Uma vez lá dentro, a vespa se esgueira dentro da câmara, depositando seus ovos e, simultaneamente, derramando o pólen que carregava consigo, trazido de uma visita à flor
masculina de outro figo. Essa última tarefa, o transporte de pólen, embora não seja o objetivo principal da vespa, é muito importante: ela está fertilizando as flores da figueira, que estão espremidas dentro do bulbo. Depois que a vespa põe seus ovos, sem conseguir encontrar a
saída, ela morre e é digerida pelo figo. Seu corpo em decomposição acaba alimentando seus próprios ovos recém-depositados.

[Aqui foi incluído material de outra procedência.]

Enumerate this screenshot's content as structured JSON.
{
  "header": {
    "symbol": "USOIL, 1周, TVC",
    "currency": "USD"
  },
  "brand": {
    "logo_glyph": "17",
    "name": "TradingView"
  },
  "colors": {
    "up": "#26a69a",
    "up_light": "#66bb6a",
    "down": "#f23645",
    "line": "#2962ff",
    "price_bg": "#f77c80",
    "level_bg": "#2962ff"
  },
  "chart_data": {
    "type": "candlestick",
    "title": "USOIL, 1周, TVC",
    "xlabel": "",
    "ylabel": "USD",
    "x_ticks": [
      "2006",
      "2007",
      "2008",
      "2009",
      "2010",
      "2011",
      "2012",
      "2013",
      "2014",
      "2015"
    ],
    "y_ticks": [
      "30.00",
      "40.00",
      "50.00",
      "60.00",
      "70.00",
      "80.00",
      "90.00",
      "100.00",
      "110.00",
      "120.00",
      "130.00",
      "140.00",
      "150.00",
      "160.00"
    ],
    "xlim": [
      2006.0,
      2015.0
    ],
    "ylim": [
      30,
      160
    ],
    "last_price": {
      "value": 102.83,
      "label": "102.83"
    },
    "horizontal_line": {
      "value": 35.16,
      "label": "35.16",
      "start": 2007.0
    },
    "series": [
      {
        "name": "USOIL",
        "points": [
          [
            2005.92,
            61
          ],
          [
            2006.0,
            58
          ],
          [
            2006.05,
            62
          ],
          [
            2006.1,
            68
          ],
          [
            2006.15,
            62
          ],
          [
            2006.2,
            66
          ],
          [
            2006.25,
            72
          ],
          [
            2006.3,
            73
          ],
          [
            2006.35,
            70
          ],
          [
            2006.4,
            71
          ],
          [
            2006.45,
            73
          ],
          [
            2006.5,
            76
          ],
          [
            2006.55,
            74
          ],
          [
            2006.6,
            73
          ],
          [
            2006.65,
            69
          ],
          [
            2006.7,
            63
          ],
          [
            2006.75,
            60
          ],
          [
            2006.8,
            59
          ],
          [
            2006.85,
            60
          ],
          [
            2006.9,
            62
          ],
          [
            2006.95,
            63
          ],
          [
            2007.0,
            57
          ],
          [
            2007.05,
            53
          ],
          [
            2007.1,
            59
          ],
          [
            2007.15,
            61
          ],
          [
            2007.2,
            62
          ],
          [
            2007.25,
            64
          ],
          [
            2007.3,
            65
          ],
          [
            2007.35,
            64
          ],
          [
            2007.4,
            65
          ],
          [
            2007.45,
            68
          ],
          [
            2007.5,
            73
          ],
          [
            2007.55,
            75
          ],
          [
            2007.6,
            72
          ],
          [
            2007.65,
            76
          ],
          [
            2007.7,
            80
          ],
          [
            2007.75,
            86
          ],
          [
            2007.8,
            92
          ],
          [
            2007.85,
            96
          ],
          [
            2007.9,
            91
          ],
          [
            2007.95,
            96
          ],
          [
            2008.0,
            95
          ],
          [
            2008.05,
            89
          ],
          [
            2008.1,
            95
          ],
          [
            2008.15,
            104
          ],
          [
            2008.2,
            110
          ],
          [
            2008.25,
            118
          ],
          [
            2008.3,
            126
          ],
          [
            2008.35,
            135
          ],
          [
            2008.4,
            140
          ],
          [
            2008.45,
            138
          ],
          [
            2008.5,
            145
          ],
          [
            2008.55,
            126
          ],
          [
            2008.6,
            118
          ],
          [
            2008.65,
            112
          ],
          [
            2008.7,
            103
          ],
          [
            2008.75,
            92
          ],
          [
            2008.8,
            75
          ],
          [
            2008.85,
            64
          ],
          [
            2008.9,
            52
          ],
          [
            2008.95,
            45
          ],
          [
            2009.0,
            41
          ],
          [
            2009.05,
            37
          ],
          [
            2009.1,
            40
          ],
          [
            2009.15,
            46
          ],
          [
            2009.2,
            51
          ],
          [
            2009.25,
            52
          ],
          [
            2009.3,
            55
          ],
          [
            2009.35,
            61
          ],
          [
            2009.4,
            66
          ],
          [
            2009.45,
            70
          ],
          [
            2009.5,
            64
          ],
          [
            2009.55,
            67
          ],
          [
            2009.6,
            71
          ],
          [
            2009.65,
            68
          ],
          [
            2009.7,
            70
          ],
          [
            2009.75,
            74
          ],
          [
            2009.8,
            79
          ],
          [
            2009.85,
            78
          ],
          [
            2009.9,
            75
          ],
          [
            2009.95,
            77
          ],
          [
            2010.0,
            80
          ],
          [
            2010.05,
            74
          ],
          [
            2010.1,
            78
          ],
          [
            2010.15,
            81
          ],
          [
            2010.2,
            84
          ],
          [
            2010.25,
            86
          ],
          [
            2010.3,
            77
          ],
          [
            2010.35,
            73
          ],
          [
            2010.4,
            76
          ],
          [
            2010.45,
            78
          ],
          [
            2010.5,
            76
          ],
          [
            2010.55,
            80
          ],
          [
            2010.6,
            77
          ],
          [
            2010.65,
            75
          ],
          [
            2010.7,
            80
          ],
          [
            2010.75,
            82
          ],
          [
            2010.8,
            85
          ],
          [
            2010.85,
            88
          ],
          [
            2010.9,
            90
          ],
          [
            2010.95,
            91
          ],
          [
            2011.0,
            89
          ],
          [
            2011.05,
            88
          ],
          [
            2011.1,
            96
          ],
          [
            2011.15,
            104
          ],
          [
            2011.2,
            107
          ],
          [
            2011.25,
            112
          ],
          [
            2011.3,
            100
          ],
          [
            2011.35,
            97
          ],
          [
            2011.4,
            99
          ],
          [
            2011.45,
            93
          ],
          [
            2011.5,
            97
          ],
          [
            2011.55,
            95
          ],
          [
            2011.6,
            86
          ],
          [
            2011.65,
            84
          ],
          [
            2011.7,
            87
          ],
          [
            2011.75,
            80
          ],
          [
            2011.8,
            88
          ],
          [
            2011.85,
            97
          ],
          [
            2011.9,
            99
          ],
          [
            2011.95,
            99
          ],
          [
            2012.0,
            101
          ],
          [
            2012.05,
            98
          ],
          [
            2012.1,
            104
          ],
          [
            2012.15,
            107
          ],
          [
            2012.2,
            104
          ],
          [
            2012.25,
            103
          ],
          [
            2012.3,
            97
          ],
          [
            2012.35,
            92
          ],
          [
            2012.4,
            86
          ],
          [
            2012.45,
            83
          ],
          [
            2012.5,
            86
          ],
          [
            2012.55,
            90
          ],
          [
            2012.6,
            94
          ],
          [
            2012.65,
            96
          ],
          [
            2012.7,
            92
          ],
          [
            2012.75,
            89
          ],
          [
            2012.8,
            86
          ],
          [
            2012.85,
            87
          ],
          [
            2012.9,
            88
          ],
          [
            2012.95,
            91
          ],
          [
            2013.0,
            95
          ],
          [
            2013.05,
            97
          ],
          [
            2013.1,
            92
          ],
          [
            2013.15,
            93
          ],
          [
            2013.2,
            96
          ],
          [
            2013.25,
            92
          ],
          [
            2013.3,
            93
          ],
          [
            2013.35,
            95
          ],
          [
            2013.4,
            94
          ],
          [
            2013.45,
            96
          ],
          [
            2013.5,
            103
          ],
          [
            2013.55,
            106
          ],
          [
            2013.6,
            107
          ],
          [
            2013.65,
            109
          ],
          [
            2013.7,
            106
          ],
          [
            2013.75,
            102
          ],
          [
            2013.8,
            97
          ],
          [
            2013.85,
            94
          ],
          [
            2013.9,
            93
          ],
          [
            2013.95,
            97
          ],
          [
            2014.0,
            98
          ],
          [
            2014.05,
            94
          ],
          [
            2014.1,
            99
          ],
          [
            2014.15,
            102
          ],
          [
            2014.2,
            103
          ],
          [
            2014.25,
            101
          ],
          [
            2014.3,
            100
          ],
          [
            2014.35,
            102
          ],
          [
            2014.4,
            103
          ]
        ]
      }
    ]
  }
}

A flor do figo é “virada para dentro” e só uma minúscula vespa é capaz de
entrar pra fazer a polinização. Muito diferente. Foto 2xWilfinger-Shutterstock

Depois que os ovos eclodem, vespas macho e fêmea acasalam entre si, e a partir daí assumem papéis muito diferentes. Os machos não desenvolvem asas e começam a traçar um caminho para o exterior do figo. Essa atividade não é para sua própria fuga, mas sim para criar uma abertura para que as fêmeas saiam. As fêmeas ganharão a liberdade, e uma vez fora do fruto visitarão outra figueira, coletarão pólen de outra flor masculina e irão se esgueirar por meio de outro ostíolo, polinizando outro figo. Os machos passarão todo o ciclo de vida dentro de uma única fruta. Essa relação entre figueiras e vespas é um dos exemplos mais conhecidos de mutualismo, porque beneficia as duas espécies envolvidas. A figueira consegue ser polinizada, enquanto as vespas depositam seus ovos em um local seguro e com acesso a alimento. Esse mutualismo é antigo (tem aproximadamente 80 milhões de anos) e diverso, já que cada espécie de figo é geralmente polinizada por uma única espécie de vespa. Existe, portanto, uma espécie específica de vespa para cada uma das quase 800 espécies de figueira, e cada parceiro é totalmente dependente do outro para seu sucesso reprodutivo.
Se as fêmeas perdem as asas quando entram pelo ostíolo, e os machos sequer deixam o bulbo, nós comemos vespas quando comemos figos? A resposta curta é que depende. A maior parte dos figos que consumimos (Ficus carica) é partenocárpica, ou seja, se reproduz sem necessidade de polinização. Por não depender da geração de sementes, esses figos não terão partes de vespas dentro deles.

As benians (Ficus benghalensis) são figueiras que soltam raízes aéreas que se tornam troncos
e uma mesma árvore ocupa áreas imensas – Foto CHERRYLRAMALHO_Shutterstock

Por outro lado, aquelas espécies de figueiras que dependem de vespas para polinização provavelmente conterão pedaços de vespas na fruta. Portanto, animais, incluindo humanos, que comem figos que não foram cultivados comercialmente devem consumir vespas mortas. Pode ser decepcionante para vegetarianos que eventualmente comem figos achando que estão ingerindo somente um vegetal.

LUIZ MORS CABRAL é biomédico com pós-doutorado na Bélgica e professor na Universidade Federal Fluminense, onde faz pesquisas para identificar os genes envolvidos no desenvolvimento vegetal. Também realiza projetos de divulgação científica sobre a domesticação das plantas, sempre usando uma linguagem cativante.